Geography of Transvaal Supergroup
- Continent: Africa
- Region: Botswana, South Africa
- Coordinates: 25°05′55″S 26°12′36″E﻿ / ﻿25.0986°S 26.2100°E
- Borders: Mozambique

= Transvaal Supergroup =

Stratigraphic unit in northern South Africa and southern Botswana

The Transvaal Supergroup is a stratigraphic unit in northern South Africa and southern Botswana, situated on the Kaapvaal craton, roughly between 23 and 29 degrees southern latitude and 22 to 30 degrees eastern longitude. It is dated to the boundary between the Archean and Proterozoic eras, roughly 2,500 Mya. It is delimited by the Witwatersrand Basin (2,700 Mya) and the Bushveld Igneous Complex (2,050 Mya).

It consists of three parts,
- the Transvaal Basin in the east
- the Griqualand Basin in the west
- the smaller Kanye Basin in southern Botswana.

Transvaal sedimentation began with predominantly clastic sedimentary rocks (Black Reef-Vryburg Formations) followed by carbonate rocks and banded iron formations (Chuniespoort-Ghaap-Taupone Groups). After an erosional hiatus, the clastic sedimentary rocks and volcanics of the Pretoria-Postmasburg-Segwagwa Groups were deposited within the three basins, largely under closed-basin conditions.
A final stage of predominantly volcanic succession (Rooiberg Group-Loskop Formation) is limited to the Transvaal Basin.

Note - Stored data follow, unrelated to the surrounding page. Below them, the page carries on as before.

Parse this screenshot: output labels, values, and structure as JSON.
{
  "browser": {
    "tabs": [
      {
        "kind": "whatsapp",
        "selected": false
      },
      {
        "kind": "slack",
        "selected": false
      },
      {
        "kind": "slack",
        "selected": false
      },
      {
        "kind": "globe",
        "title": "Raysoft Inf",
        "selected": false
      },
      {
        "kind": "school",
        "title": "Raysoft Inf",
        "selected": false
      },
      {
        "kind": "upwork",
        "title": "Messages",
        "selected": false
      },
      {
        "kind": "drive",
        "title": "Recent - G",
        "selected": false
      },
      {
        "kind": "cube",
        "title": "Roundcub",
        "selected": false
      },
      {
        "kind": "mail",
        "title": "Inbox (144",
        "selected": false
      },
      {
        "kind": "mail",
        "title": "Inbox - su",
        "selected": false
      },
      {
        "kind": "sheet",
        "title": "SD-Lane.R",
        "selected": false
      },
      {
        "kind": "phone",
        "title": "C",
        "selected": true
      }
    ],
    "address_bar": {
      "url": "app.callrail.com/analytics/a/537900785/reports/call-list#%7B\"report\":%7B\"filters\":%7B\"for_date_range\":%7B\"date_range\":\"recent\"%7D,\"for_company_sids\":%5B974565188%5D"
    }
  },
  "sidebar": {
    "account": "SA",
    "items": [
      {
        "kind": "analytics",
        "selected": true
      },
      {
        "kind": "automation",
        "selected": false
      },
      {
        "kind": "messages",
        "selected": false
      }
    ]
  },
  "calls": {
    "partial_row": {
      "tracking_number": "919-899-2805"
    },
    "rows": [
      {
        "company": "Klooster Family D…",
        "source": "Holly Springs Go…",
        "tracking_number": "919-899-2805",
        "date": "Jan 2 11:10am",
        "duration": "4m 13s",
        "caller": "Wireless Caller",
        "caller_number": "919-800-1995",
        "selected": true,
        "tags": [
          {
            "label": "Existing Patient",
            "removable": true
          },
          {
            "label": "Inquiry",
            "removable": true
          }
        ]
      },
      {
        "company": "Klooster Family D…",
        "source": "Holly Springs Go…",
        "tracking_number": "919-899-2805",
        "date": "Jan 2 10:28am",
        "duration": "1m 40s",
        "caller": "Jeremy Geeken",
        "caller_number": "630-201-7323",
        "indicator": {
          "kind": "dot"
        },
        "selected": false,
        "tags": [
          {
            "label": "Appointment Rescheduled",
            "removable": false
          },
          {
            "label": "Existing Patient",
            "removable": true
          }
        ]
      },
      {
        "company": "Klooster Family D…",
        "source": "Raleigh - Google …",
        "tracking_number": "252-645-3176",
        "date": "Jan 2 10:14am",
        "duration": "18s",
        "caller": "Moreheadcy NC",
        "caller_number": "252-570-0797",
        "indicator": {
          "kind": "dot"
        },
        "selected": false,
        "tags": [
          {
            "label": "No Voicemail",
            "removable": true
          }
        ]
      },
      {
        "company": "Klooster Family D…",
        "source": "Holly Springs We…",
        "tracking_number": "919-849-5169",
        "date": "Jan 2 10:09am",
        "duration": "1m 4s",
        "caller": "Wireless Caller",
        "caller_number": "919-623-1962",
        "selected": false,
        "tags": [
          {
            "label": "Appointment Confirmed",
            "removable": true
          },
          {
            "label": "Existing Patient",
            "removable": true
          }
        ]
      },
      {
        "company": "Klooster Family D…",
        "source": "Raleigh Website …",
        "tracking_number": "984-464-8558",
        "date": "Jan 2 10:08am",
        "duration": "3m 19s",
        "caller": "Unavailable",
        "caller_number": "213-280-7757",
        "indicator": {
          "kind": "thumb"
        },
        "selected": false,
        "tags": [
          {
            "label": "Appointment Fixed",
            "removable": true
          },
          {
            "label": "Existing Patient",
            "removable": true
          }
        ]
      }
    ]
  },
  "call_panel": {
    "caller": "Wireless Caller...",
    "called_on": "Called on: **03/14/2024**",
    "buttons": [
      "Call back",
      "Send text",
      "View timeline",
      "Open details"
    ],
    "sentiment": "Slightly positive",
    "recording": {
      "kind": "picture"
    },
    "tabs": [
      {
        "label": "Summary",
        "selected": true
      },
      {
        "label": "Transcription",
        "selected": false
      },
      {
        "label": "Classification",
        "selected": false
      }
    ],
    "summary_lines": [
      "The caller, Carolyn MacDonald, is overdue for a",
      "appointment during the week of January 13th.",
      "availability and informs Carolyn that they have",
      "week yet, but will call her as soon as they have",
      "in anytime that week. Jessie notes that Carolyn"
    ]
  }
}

The Campbellrand-Malmani carbonate platform is part of the Chuniespoort Group and originally covered all of the Kaapvaal craton. It has a thickness of over 1 km in both the Malmani and Campbellrand Subgroups.
The Malmani Subgroup is situated northwest of Johannesburg. It consists of dolomite and chert with only minor clastic sediments.

Several workers such as an environmentalist, Isaac Chuene, Raymond Ngobeni and Khutso Masemola noted the presence of fossils in the Chunniespoort mountains of the Chunniespoort Group.